Eustache le Noble Tennelière
Journaliste et fabuliste XVIIº – Le Bouc et le Mouton
Au tribunal d’un bouc, vieux juge à gris menton,
Le chien fit assigner un innocent mouton.
Le juge aimait l’argent; juges de bas office
Que tous ceux qui sont vieux font de l’argent grand cas.
Mais le mouton ne savait pas
Qu’à ce bas tribunal on vendît la justice.
Comptant sur son intégrité
L’animal se croyait en pleine sûreté,
Quand du pays expert, en faux témoins fertile.
Le chien produisit au barreau
Un vautour né normand, un milan né manceau,
L’un et l’autre à jurer habile.
Ces témoins imposteurs donnent leurs faux rapports,
Lors le bouc au mouton dit tout bas, tête à tête.
Je te puis à mon tour donner ou droit ou tort,
Compte-moi mille écus. La somme est-elle prête ?

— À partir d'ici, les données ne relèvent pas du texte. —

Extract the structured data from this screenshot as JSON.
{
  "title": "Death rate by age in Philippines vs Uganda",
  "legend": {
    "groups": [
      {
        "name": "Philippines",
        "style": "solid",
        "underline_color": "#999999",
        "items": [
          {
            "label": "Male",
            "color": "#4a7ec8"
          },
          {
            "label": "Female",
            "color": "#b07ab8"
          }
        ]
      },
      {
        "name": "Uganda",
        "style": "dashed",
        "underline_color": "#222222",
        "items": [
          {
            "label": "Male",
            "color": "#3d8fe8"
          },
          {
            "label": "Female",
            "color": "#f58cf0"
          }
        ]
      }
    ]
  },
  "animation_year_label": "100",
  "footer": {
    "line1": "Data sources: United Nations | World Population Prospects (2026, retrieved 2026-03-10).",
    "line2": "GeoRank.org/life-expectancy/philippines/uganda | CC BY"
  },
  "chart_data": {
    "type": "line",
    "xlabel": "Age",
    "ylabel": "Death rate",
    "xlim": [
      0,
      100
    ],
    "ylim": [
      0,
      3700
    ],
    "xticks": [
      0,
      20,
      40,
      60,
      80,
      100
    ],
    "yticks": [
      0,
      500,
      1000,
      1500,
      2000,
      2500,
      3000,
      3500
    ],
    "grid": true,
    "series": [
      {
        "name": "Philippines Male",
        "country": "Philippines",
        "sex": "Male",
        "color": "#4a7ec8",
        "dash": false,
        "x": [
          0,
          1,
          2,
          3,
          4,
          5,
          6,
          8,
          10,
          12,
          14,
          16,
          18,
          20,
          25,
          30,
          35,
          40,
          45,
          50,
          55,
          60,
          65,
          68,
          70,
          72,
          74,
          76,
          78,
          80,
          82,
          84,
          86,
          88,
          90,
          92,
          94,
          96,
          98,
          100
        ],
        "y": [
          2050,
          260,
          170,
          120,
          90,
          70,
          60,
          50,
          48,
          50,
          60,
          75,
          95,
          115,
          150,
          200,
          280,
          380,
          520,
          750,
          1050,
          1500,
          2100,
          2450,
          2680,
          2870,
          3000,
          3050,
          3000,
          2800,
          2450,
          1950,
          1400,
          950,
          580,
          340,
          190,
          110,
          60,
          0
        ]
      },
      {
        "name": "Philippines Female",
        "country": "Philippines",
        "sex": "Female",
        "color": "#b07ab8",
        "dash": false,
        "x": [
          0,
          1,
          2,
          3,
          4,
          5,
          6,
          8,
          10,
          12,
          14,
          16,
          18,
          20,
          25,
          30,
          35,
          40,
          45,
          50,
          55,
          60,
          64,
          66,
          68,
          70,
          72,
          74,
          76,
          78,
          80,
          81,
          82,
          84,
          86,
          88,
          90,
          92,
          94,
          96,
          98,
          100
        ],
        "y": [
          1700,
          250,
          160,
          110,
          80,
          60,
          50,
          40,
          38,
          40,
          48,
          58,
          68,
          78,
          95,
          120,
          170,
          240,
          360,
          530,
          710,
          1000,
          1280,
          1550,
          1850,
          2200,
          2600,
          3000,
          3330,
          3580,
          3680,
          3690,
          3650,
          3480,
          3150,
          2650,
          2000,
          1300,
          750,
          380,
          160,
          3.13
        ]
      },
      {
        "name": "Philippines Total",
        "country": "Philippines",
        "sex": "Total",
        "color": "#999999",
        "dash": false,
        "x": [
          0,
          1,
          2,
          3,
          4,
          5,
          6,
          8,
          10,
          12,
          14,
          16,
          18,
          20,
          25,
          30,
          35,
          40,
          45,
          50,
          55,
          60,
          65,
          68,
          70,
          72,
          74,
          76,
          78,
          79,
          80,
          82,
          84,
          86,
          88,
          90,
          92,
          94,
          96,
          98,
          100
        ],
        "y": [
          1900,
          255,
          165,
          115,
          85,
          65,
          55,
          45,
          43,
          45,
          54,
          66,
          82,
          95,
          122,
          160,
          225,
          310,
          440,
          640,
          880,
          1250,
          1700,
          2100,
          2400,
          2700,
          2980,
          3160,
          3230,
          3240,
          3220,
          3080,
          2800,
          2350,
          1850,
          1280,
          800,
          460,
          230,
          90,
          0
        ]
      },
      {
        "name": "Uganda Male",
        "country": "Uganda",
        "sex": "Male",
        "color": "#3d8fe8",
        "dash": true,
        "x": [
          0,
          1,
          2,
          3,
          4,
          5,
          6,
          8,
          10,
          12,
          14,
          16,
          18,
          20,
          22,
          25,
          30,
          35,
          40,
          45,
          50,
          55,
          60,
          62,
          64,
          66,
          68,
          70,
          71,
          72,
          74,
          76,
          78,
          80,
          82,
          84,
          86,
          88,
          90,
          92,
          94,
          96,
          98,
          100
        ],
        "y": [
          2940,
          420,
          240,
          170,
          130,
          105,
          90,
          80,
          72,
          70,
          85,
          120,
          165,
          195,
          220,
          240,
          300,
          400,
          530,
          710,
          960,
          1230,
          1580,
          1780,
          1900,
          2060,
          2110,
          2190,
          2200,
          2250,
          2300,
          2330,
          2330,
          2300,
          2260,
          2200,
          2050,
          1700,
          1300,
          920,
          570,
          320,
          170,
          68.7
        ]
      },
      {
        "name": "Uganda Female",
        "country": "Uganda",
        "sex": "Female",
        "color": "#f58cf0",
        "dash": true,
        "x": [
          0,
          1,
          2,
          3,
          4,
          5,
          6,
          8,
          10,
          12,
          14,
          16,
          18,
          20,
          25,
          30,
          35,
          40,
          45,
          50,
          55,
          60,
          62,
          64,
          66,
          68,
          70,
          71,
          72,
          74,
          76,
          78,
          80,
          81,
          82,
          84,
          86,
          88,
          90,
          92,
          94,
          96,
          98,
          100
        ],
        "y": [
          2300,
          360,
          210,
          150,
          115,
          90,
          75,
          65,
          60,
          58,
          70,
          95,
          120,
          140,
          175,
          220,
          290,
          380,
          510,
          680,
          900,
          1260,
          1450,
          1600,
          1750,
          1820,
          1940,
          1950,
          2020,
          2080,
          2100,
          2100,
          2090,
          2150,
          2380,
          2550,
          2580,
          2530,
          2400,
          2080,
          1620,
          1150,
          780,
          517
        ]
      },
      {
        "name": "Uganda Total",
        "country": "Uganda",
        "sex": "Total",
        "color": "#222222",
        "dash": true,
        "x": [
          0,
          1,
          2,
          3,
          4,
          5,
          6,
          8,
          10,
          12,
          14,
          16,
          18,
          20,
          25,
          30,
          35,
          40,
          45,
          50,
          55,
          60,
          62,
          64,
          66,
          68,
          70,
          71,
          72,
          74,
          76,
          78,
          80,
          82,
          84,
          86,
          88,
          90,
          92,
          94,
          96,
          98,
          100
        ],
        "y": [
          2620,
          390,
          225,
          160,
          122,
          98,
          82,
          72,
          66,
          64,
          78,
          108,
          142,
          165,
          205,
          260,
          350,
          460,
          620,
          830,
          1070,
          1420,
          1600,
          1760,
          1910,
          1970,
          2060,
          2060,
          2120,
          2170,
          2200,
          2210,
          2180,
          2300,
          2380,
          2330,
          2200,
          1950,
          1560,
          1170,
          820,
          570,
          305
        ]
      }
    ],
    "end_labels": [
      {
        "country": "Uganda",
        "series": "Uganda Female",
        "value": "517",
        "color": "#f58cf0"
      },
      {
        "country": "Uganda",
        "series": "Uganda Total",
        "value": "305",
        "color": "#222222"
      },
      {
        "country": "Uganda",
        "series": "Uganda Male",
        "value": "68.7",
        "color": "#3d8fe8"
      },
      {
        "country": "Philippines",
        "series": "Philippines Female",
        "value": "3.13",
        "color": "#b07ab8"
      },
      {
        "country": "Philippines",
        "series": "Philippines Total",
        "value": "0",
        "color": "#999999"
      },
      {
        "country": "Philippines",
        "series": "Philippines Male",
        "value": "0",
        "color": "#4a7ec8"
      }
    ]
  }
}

Et tu gagneras ton procès,
Sinon, ma foi, point de succès
Et faute de payer, tu seras une bête.
Moi, répond le mouton, si je suis innocent,
Pourquoi, vieux bouc, pourquoi te donner de l’argent ?
Sans argent, dit le bouc, nargue de l’innocence;
Et donnant aussitôt son inique sentence,
Condamne le mouton
A vider ce canton.
De quoi n’êtes-vous pas capables,
Juges intéressés et témoins scélérats,
Mais ce serait bien pis de tomber sous vos bras,
Si des juges plus équitables
Ne vous réformaient pas.
De ce petit conte d’Ésope.
Ami lecteur, veux-tu savoir la fin?
Cette énigme de soi trop bien se développe:
Le mouton est L. (Le Noble) et le vieux bouc B. (Belin).